The book of Job is concerned precisely with this problem: pitting Job on the side of the individual and the lack of fairness verses Eliphaz, Bildad, and Zophar who believe that children without guilt are expiating the sins of their fathers. Herein lays the dilemma and why on Tisha B’av we have an obligation to not only mourn the destruction of the Temple but also to process the idea of collective retribution and how it fits in to our theological construct. In the final chapters of Job it is noteworthy that God never charges Job with any sin, nor does He try to explain his suffering. Suffering of the innocent is a reality. This conclusion doesn’t sit well with Job nor should it with us.

Job denounces his friends for defending God in the interest of their orthodox teachings and at the expense of Job’s emotional needs. Job is so angry that he believes tat if he had the right arbiter he could be vindicated before God. Ironically, in the end Job becomes that arbiter who intercedes on behalf of his friends. The message we learn is that for one to establish a personal relationship with God one has to confront God. God favored Job’s confrontation more than He did the complacency of his friends.
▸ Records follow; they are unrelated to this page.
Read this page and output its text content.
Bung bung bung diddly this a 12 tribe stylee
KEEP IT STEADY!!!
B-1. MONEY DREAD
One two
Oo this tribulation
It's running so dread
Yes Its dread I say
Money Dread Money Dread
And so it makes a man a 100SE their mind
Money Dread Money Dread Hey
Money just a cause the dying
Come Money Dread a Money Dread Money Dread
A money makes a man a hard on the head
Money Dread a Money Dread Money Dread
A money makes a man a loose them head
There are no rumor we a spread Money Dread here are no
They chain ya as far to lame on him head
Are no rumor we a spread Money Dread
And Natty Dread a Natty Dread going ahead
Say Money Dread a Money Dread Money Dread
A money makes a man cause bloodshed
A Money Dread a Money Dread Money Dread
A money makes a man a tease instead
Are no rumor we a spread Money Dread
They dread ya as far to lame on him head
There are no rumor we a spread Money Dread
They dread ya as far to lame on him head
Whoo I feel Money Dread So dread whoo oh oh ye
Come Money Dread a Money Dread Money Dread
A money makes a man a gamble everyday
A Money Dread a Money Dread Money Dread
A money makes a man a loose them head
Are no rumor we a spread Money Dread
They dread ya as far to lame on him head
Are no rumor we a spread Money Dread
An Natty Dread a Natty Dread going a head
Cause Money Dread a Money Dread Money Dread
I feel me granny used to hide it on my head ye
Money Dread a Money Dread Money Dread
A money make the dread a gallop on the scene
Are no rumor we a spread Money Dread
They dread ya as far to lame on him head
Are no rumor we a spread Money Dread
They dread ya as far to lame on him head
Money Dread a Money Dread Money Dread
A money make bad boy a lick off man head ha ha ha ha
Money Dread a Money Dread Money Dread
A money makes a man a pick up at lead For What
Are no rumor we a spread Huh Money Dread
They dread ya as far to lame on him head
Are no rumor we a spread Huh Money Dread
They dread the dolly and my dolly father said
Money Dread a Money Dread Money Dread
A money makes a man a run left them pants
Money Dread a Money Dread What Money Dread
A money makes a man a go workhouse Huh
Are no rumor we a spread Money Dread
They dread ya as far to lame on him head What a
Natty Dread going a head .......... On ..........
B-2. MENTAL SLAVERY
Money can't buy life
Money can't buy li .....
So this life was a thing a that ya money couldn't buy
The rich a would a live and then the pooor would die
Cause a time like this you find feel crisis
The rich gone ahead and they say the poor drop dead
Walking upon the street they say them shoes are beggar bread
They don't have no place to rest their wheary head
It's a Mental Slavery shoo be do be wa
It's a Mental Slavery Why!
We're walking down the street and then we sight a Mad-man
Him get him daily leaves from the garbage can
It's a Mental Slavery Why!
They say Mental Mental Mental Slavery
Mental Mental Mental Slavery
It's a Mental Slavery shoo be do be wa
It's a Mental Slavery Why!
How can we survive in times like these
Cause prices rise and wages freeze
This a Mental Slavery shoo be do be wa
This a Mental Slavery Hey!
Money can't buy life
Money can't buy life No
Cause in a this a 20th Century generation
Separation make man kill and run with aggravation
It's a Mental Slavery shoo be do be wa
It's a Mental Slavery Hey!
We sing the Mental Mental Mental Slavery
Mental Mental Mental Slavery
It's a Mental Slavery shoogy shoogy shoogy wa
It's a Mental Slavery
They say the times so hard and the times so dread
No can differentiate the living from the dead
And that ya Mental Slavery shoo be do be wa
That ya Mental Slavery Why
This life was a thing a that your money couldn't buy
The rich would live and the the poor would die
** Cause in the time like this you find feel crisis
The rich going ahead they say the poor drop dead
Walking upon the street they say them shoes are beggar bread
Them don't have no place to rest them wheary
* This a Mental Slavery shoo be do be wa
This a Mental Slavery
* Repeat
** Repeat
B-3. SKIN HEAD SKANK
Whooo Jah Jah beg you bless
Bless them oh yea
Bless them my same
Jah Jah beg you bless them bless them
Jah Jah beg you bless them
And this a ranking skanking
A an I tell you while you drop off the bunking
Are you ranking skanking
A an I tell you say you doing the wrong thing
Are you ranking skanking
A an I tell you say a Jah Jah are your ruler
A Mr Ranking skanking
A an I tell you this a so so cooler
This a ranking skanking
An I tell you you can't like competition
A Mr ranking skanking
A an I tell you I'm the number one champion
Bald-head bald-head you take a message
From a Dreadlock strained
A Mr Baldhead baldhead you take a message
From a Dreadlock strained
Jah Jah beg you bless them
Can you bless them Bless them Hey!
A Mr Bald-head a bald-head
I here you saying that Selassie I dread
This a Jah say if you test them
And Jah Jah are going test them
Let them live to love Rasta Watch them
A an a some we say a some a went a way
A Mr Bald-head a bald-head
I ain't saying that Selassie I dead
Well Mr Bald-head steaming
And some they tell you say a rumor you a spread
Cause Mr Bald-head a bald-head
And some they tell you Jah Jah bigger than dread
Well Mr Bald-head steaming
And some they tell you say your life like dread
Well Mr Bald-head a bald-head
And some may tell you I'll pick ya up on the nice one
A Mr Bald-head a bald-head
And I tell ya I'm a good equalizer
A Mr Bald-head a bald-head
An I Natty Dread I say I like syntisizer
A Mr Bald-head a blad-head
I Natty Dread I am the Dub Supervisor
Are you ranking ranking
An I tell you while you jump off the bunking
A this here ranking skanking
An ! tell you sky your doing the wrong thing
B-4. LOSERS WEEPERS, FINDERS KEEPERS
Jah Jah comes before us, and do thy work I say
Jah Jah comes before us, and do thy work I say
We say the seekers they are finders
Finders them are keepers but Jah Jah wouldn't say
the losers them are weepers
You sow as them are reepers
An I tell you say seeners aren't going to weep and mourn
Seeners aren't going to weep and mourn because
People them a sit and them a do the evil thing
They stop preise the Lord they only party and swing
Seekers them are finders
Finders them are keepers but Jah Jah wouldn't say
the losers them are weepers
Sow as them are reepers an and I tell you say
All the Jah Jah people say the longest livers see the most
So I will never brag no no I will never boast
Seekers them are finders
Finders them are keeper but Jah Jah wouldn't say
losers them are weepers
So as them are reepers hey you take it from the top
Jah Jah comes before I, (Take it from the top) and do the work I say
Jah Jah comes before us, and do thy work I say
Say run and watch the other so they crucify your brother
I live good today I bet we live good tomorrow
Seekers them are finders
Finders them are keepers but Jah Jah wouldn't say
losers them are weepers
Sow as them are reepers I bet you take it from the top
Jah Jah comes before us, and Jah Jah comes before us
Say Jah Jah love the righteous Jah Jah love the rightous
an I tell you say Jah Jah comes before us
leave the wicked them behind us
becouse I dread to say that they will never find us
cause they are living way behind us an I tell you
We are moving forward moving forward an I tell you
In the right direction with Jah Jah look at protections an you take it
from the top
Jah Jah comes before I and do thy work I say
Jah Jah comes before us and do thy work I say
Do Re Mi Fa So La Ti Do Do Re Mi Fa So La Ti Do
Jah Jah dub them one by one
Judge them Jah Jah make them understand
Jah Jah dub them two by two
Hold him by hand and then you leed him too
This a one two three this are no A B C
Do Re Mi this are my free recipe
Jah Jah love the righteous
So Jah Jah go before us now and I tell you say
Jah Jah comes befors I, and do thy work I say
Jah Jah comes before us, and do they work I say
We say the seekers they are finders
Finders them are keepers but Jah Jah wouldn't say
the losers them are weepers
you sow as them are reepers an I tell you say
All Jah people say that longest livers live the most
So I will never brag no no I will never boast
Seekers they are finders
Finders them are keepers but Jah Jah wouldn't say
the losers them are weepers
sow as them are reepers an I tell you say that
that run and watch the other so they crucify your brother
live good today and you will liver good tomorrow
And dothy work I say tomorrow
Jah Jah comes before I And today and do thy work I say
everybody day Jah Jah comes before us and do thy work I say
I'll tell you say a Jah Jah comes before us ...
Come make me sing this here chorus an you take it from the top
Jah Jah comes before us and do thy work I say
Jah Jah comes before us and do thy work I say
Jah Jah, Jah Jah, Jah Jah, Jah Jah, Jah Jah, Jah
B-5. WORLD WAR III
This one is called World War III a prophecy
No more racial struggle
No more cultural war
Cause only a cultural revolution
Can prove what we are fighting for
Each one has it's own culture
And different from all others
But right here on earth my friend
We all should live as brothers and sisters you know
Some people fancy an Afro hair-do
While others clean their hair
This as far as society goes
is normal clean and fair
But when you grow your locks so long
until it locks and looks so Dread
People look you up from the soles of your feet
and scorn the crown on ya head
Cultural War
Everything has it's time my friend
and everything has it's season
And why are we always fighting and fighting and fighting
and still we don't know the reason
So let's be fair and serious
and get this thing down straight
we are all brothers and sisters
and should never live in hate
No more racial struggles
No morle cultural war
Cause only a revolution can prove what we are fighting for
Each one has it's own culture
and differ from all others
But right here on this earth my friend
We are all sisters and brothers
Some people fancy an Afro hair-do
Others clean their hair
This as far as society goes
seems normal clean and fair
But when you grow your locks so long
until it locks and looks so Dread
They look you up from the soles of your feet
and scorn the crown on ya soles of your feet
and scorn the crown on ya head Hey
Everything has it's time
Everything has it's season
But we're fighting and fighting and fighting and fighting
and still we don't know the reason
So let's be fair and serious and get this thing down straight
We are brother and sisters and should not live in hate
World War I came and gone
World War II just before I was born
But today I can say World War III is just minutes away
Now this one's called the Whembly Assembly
Perhaps the lesson we must learn from Job is that while we may not be able to understand the workings of God and his cosmic plan we have an obligation of challenging and investigating to the best of our ability, rather than passively accept that which has been handed to us. Job understands that we can’t really get to the root of the beauty of existence, and but he refuses to abdicate the use of reason to ponder the tragedy of existence.

Job also teaches us that the sufferer has a right to be angry with God, but also to understand that there are many paradoxes to God which we can’t understand such as the dark side of God and on the other hand His everlasting goodness. Job’s probing into God’s cosmic plan, although incomprehensible to a mortal frees Job from the mechanical and blind submission to a greater freedom where he can challenge God even in anger and in so doing forge a personal relationship with Him. Ought we not attempt at doing the same?